Szanowni Państwo, ta omawiana dziś ustawa jest ważna. Co do jej zapisów, to w większości jest kompromis. Oczywiście wiele kontrowersji, wiele emocji budzi zapis dotyczący odległości. Dlaczego ta odległość to 700 m? Ja będę głosowała za tym, aby taka odległość pozostała. Dlaczego, Szanowni Państwo? Ja przypominam sobie lata wcześniejsze. 10 lat temu, może trochę wcześniej czy trochę później, byłam radną Sejmiku Województwa Mazowieckiego i jako radna sejmiku byłam proszona o interwencje w wielu miejscach na Mazowszu, gdzie ludziom dosłownie w bardzo bliskich odległościach od ich posesji, od ich zabudowań budowano wiatraki. Nikt nie liczył się z ich opinią. I nieprawdą jest, że władze lokalne stawały po ich stronie. Tam, gdzie stawały po ich stronie, to jakoś udawało się wypracować, choć z trudem, kompromis. Ale tam, gdzie nie stawały po ich stronie – a takich sytuacji było wiele – dochodziło do naprawdę bardzo, bardzo głębokich konfliktów. Ludzie się bali. Nie można z lekceważeniem mówić: a, krowy dalej będą się cieliły, mleko dają… No, ale ludzie się bali. Bali się wtedy, więc trzeba było tak im to tłumaczyć, trzeba było przeprowadzić taką akcję edukacyjną, żeby przestali się bać. A bali się, bo po prostu niemal łamano ich kołem. Stawiano im to koło domów i mówiono: musi być i już. Byłam w miejscach, w których wkoło miejscowości były wiatraki, wszystko migało w oczach… Słuchajcie, jeszcze im tam kurników nastawiali! Senator Jackowski wie, gdzie to było, bo byliśmy tam razem. Ludzie byli zrozpaczeni, tam się nie dało żyć. Ale kiedyś był tam PGR, tereny wkoło wykupiono i właściciel tych terenów robił po prostu to, co chciał. A więc trzeba w tym też trochę takiej wrażliwości społecznej.
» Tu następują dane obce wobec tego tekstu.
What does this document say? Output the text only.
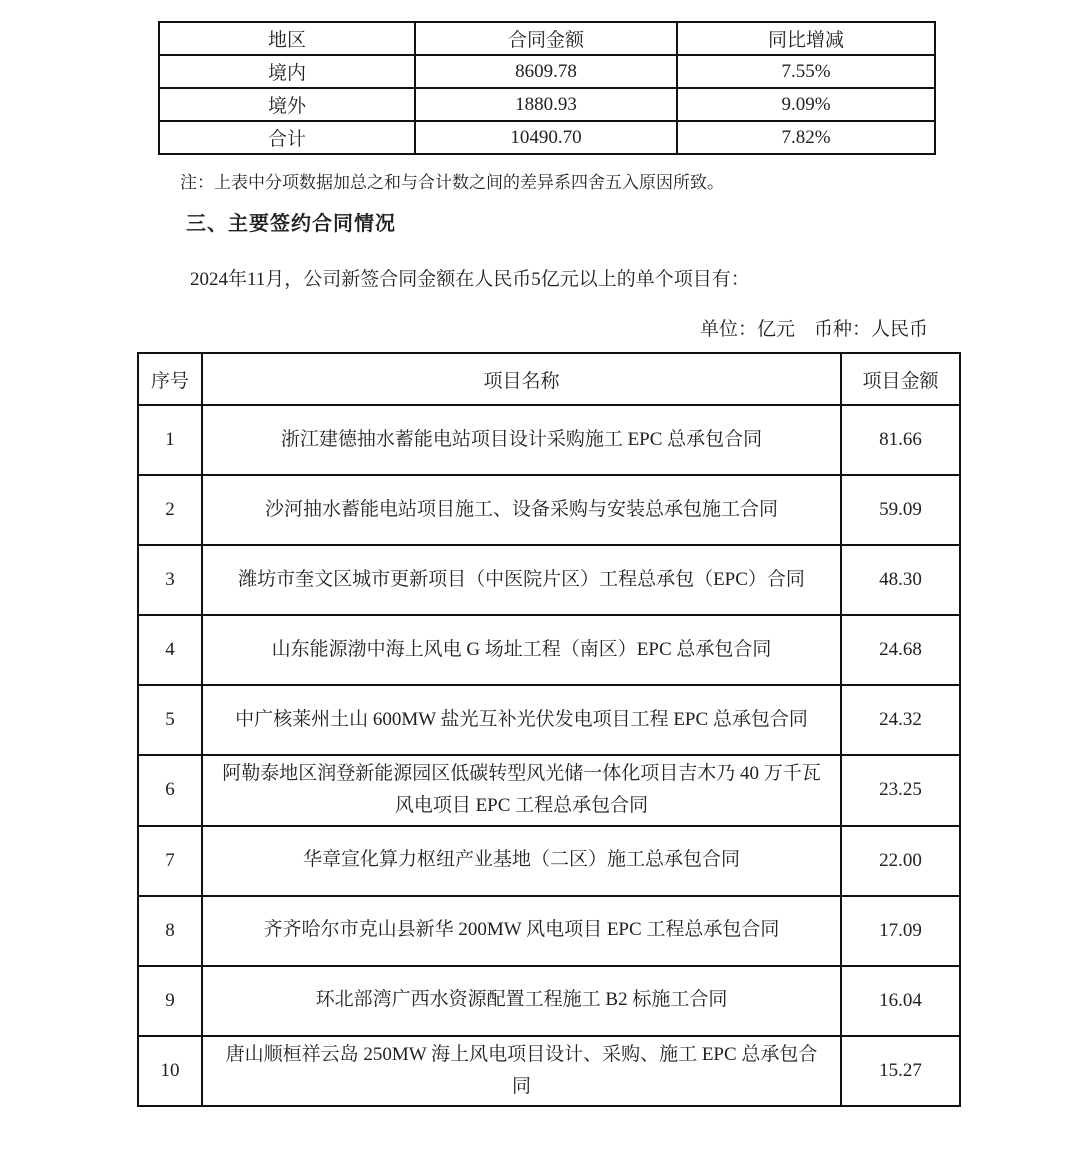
地区	合同金额	同比增减
境内	8609.78	7.55%
境外	1880.93	9.09%
合计	10490.70	7.82%
注：上表中分项数据加总之和与合计数之间的差异系四舍五入原因所致。
三、主要签约合同情况
2024年11月，公司新签合同金额在人民币5亿元以上的单个项目有：
单位：亿元　币种：人民币
序号	项目名称	项目金额
1	浙江建德抽水蓄能电站项目设计采购施工 EPC 总承包合同	81.66
2	沙河抽水蓄能电站项目施工、设备采购与安装总承包施工合同	59.09
3	潍坊市奎文区城市更新项目（中医院片区）工程总承包（EPC）合同	48.30
4	山东能源渤中海上风电 G 场址工程（南区）EPC 总承包合同	24.68
5	中广核莱州土山 600MW 盐光互补光伏发电项目工程 EPC 总承包合同	24.32
6	阿勒泰地区润登新能源园区低碳转型风光储一体化项目吉木乃 40 万千瓦风电项目 EPC 工程总承包合同	23.25
7	华章宣化算力枢纽产业基地（二区）施工总承包合同	22.00
8	齐齐哈尔市克山县新华 200MW 风电项目 EPC 工程总承包合同	17.09
9	环北部湾广西水资源配置工程施工 B2 标施工合同	16.04
10	唐山顺桓祥云岛 250MW 海上风电项目设计、采购、施工 EPC 总承包合同	15.27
To, że wtedy, w 2016 r., została podjęta decyzja o 10H, to nie było działanie na rzecz Rosji. Jeżeli ktoś mówi, że rząd Prawa i Sprawiedliwości, Zjednoczonej Prawicy, w jakimkolwiek swoim działaniu był prorosyjski, po prostu się ośmiesza. Polacy to widzą, potrafią to ocenić. Szanowni Państwo, to było właśnie wynikiem tych licznych konfliktów, jakie wybuchły w momencie stawiania w wielu miejscach w Polsce wiatraków. Było tak właśnie na skutek braku konsultacji, na skutek braku zrozumienia lokalnych społeczności. Pamiętam, że wtedy, gdy my pracowaliśmy nad ustawą, media podawały, iż takich konfliktów dotyczących budowy elektrowni wiatrowej właśnie zbyt blisko zabudowań było w Polsce ok. 500. Ludzie do nas, jako radnych, a później parlamentarzystów, i do naszych biur wielokrotnie przychodzili i prosili o interwencje w tych kwestiach. Spotkałam się z ludźmi, starszym państwem, którzy mieli sprzedać gospodarstwo, bo dzieci poszły do miasta, a oni chcieli się do nich przenieść. Kiedy okazało się, że w pobliżu ich gospodarstwa, w bliskiej odległości powstanie elektrownia wiatrowa, kolejni kupcy oczywiście wycofywali się albo mówili, że kupią za połowę ceny. Takie gospodarstwa tracą na wartości i to też trzeba mieć na uwadze. Tak że nie działanie na rzecz Rosji, ale właśnie ta wrażliwość społeczna i wsłuchanie się w głos obywateli spowodowały, że wprowadziliśmy wtedy regułę 10H. Teraz ta odległość jest zmniejszona, do tych 700 m od zabudowań, i ja myślę, że to pozwoli na, że tak powiem, uwolnienie budowy elektrowni wiatrowych, które są nam potrzebne.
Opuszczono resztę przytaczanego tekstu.